The deflate algorithm is actually a bit more clever than the preceding description would suggest. Rather than simply storing the length/distance pairs and literal bytes as is, it further compresses the data by Huffman-encoding the LZ77 output. This approach is generically referred to as LZH; deflate's uniqueness lies in its method of combining literals and lengths into a single Huffman tree, its use of both fixed and dynamic Huffman codes, and its division of the output stream into blocks so that regions of incompressible data can be stored as is, rather than expanding significantly, as can happen with the LZW algorithm.

The PNG specification further dictates that the deflate data stream must conform to the zlib 1.0 format. In particular, the size of the sliding window must be a power of 2 between 256 bytes and 32 kilobytes, inclusive, and a small zlib header and trailer are required. The latter includes a 32-bit checksum on the uncompressed data; recall that the compressed stream is already covered by PNG's 32-bit CRC value in each IDAT chunk.

More detailed explanation of the deflate algorithm and the zlib data format is beyond the scope of this book, but the full zlib and deflate specifications are available from http://www.zlib.org/zlib_docs.html . In addition, a reference such as The Data Compression Book, by Mark Nelson and Jean-loup Gailly, is invaluable for understanding many compression algorithms, including LZ77 and LZSS.

Practically speaking, independent implementation of the deflate algorithm is both difficult and unnecessary. Almost every PNG implementation available today makes use of the freely available zlib compression library, and the examples in Part III, Programming with PNG, do so as well.[71] For now I merely note that zlib supports ten compression levels (including one with no compression at all), differing in the algorithms used to find matching strings and in the thresholds for terminating the search prematurely.

[71] Nevertheless, at least one alternative (in C++) is available as part of Colosseum Builders' Image Library, and it is also described in a book by John Miano, The Programmer's Guide to Compressed Image Files.

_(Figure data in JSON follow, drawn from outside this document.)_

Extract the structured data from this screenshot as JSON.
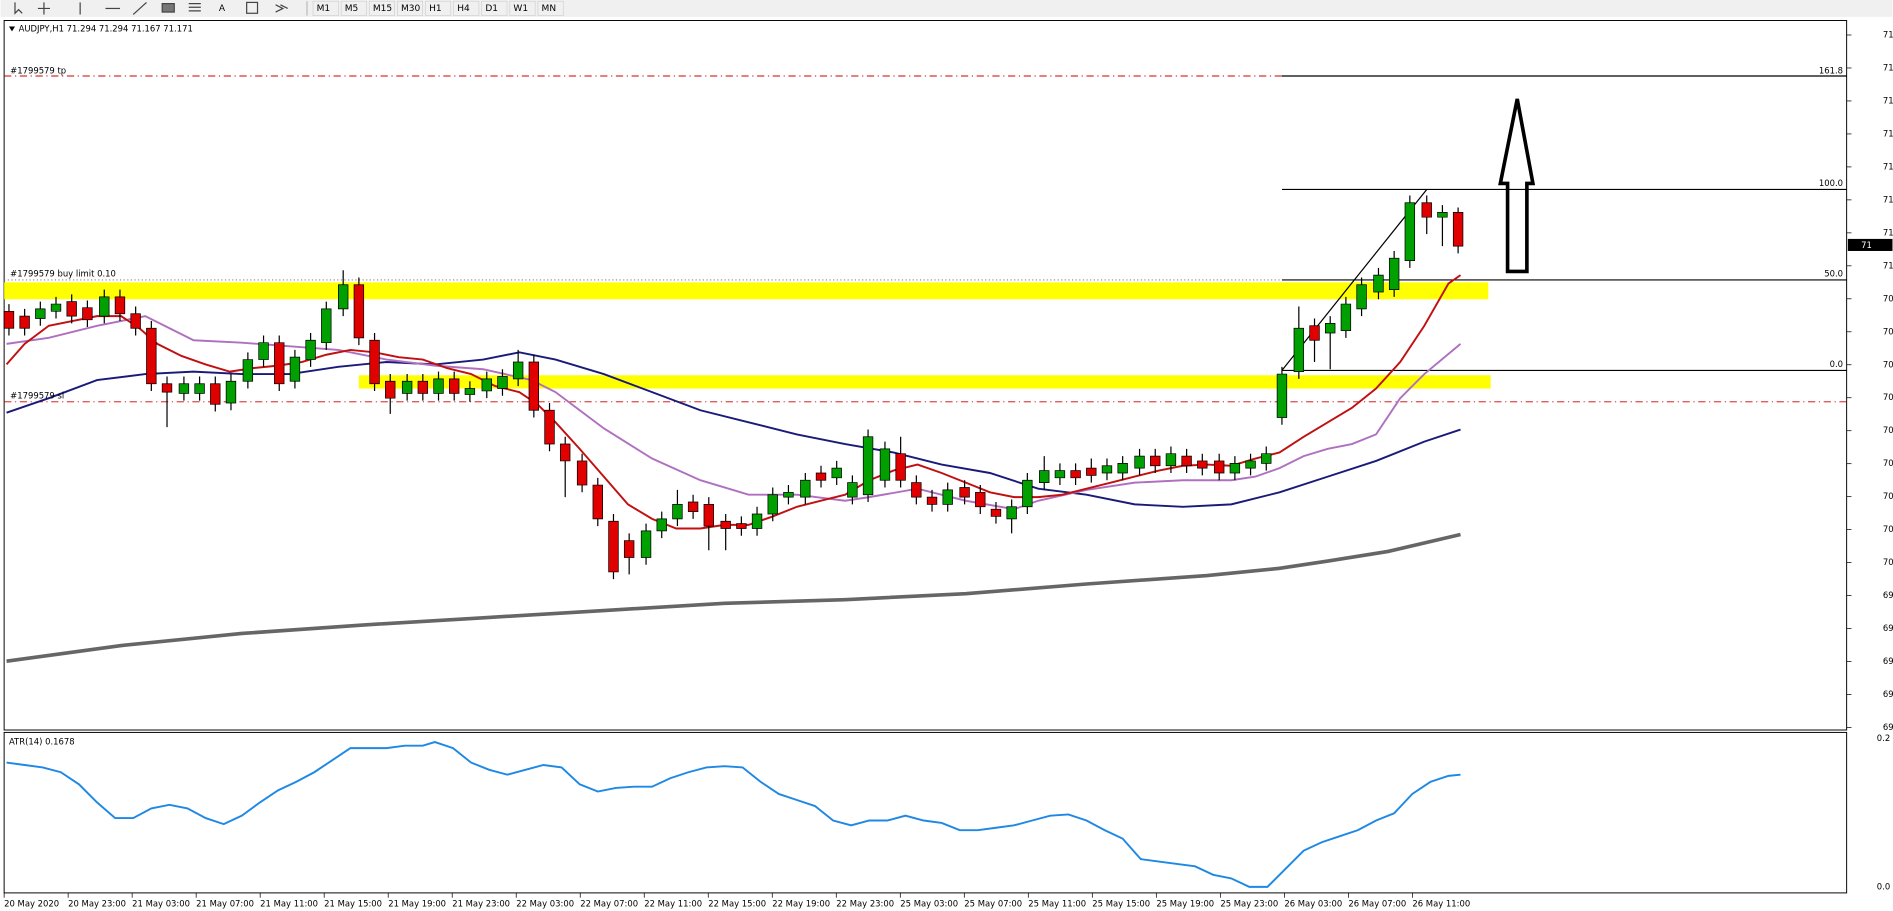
{
  "toolbar": {
    "timeframes": [
      "M1",
      "M5",
      "M15",
      "M30",
      "H1",
      "H4",
      "D1",
      "W1",
      "MN"
    ]
  },
  "chart": {
    "symbol_info": "AUDJPY,H1  71.294 71.294 71.167 71.171",
    "order_labels": {
      "tp": "#1799579 tp",
      "buy_limit": "#1799579 buy limit 0.10",
      "sl": "#1799579 sl"
    },
    "fib_levels": [
      "161.8",
      "100.0",
      "50.0",
      "0.0"
    ],
    "price_axis": [
      "71",
      "71",
      "71",
      "71",
      "71",
      "71",
      "71",
      "71",
      "70",
      "70",
      "70",
      "70",
      "70",
      "70",
      "70",
      "70",
      "70",
      "69",
      "69",
      "69",
      "69",
      "69"
    ],
    "current_price": "71",
    "time_axis": [
      "20 May 2020",
      "20 May 23:00",
      "21 May 03:00",
      "21 May 07:00",
      "21 May 11:00",
      "21 May 15:00",
      "21 May 19:00",
      "21 May 23:00",
      "22 May 03:00",
      "22 May 07:00",
      "22 May 11:00",
      "22 May 15:00",
      "22 May 19:00",
      "22 May 23:00",
      "25 May 03:00",
      "25 May 07:00",
      "25 May 11:00",
      "25 May 15:00",
      "25 May 19:00",
      "25 May 23:00",
      "26 May 03:00",
      "26 May 07:00",
      "26 May 11:00"
    ]
  },
  "indicator": {
    "label": "ATR(14) 0.1678",
    "axis": [
      "0.2",
      "0.0"
    ]
  }
}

As an aside, note that the efficiency of the compression engine increases as more data is processed, with peak efficiency being reached when there is sufficient data to fill the sliding window. This occurs mainly because there are fewer strings available in the ``dictionary,'' but also, initially, because those strings that do exist are limited in length--obviously, they cannot be any longer than the amount of data in the window. Thus, for example, when 25% of the compressed data has been received, it may correspond to only 20% of the pixels. But because of data buffering in network protocols and applications, any large disparities due to the truly low-efficiency encoding at startup will tend to be washed out at the 512-byte level (or higher). That is, even though the first 50 bytes might represent only 1% compression, those bytes generally will not be available until after the 512th byte has been received, by which point the compression efficiency may have reached 10% or better. And since this is generally true of most compression algorithms, including those used by both GIF and PNG, it is reasonable to compare (as I did in Chapter 1, "An Introduction to PNG") the appearance of the uncompressed pixels at an instant when equal amounts of compressed data have been received.

A Final Word on Patents

As mentioned at the end of Chapter 7, "History of the Portable Network Graphics Format", Stac has reportedly claimed that the deflate algorithm is covered by two of their patents. In fact, there are a number of patents that can be infringed upon by a compliant deflate implementation, including one held by PKWARE itself that involves sorted hash tables. But the deflate specification includes a section on implementing the algorithm without infringing,[72] and, of course, zlib itself follows that prescription. While these things are never 100% certain unless and until they are tested in court, developers and users can be reasonably confident that the use of zlib and its implementation of the deflate algorithm is not subject to licensing fees.

[72] From Section 4 of the deflate specification, Compression algorithm details: ``...it is strongly recommended that the implementor of a compressor follow the general algorithm presented here, which is known not to be patented per se.''




Last Update: 2010-Nov-26